Durant ses périodes noires, Alex fait preuve d’une grande force et me permet de me reposer. Je peux faire de grandes siestes tout l’après-midi ou aller au centre commercial en face de l’hôpital pour prendre l’air et me changer les idées. Cela me permet de rester saine d’esprit, de bouger un peu et de voir de la “civilisation”. Être enfermée dans une chambre d’hôpital tous les jours, sans loisir et sans divertissement est extrêmmement difficile pour une personne comme moi qui aime socialiser.
Alex me démontre à chaque jour à quel point il est un papa et un amoureux extraordinaire. Il est tellement important d’aller creuser en nous pour chercher des forces que nous ne pensons même pas posséder et il est important de travailler en équipe dans ces moments sombres, ce que nous réussissons à faire avec brio.
Finalement après quelques jours, nos efforts nous rapportent car nous réussissons à regagner la confiance d’Adam et nous retrouvons notre bébé enjoué et souriant.
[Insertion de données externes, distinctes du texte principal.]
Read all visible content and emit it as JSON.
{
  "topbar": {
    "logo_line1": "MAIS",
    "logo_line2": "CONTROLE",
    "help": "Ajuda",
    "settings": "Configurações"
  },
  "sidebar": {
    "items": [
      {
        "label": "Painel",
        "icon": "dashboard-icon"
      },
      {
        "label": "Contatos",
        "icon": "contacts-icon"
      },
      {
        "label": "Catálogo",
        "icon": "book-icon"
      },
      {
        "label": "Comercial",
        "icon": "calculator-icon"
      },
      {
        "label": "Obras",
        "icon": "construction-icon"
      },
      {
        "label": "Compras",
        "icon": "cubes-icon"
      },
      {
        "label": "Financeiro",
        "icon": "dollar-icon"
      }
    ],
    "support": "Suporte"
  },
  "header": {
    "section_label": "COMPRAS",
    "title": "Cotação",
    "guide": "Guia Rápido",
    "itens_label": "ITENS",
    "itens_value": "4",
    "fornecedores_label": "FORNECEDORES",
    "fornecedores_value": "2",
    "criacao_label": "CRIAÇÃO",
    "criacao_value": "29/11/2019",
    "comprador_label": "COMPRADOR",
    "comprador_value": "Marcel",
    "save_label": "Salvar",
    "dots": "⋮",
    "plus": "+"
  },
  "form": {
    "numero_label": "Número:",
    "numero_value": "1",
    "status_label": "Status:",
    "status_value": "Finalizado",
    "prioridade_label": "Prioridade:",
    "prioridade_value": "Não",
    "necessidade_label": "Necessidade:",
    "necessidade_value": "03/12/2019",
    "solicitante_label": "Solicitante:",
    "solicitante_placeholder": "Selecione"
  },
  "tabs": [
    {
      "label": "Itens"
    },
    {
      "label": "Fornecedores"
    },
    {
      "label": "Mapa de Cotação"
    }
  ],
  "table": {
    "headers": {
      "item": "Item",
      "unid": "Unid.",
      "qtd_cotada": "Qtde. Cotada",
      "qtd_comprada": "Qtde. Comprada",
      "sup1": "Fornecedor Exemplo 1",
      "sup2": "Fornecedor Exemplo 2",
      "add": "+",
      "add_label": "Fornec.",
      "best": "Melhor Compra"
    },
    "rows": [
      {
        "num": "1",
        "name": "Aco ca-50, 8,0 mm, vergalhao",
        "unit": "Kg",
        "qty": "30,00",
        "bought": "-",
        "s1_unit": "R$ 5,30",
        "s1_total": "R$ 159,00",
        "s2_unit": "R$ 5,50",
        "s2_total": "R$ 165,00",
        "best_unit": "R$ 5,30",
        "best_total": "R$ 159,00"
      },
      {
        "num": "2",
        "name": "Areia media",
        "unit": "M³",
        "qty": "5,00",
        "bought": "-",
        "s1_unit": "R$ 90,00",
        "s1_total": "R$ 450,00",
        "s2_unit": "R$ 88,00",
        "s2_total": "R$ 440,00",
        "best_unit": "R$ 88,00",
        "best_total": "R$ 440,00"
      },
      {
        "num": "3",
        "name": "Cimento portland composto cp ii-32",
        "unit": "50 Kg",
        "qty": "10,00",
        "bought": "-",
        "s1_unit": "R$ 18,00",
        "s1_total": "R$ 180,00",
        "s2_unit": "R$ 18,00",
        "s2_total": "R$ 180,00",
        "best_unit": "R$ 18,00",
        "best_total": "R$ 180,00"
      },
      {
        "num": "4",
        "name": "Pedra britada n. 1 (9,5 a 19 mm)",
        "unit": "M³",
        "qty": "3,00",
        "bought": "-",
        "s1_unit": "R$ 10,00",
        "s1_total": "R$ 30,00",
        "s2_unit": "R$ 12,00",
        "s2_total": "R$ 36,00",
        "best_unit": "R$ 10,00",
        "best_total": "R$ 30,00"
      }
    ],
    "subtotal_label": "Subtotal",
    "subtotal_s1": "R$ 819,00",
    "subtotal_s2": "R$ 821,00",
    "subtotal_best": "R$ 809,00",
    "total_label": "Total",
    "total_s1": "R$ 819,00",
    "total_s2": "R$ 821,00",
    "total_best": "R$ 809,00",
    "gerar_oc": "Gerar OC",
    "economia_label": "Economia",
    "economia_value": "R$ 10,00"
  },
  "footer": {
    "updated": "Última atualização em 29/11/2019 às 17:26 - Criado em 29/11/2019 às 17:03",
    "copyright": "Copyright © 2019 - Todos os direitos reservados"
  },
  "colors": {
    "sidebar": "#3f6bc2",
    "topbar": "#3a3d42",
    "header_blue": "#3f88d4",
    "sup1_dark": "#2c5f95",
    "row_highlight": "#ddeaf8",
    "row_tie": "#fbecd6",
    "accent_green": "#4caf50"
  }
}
Les résultats du cathéter ne sont pas si encourageants. Il avait comme promesse de d’aider à comprendre la cause de l’hypertension pulmonaire d’Adam, mais finalement, le test n’est pas si concluant. Sa résistance pulmonaire n’est pas si grande, ce qui apporte encore un plus grand risque à la chirurgie…mais on nous explique que la chirurgie n’est pas facultative pour la survie de notre ti-coco. Elle doit avoir lieu avant ses 6 mois sinon les dommages de l’hypertension pulmonaire pourraient être irréversibles.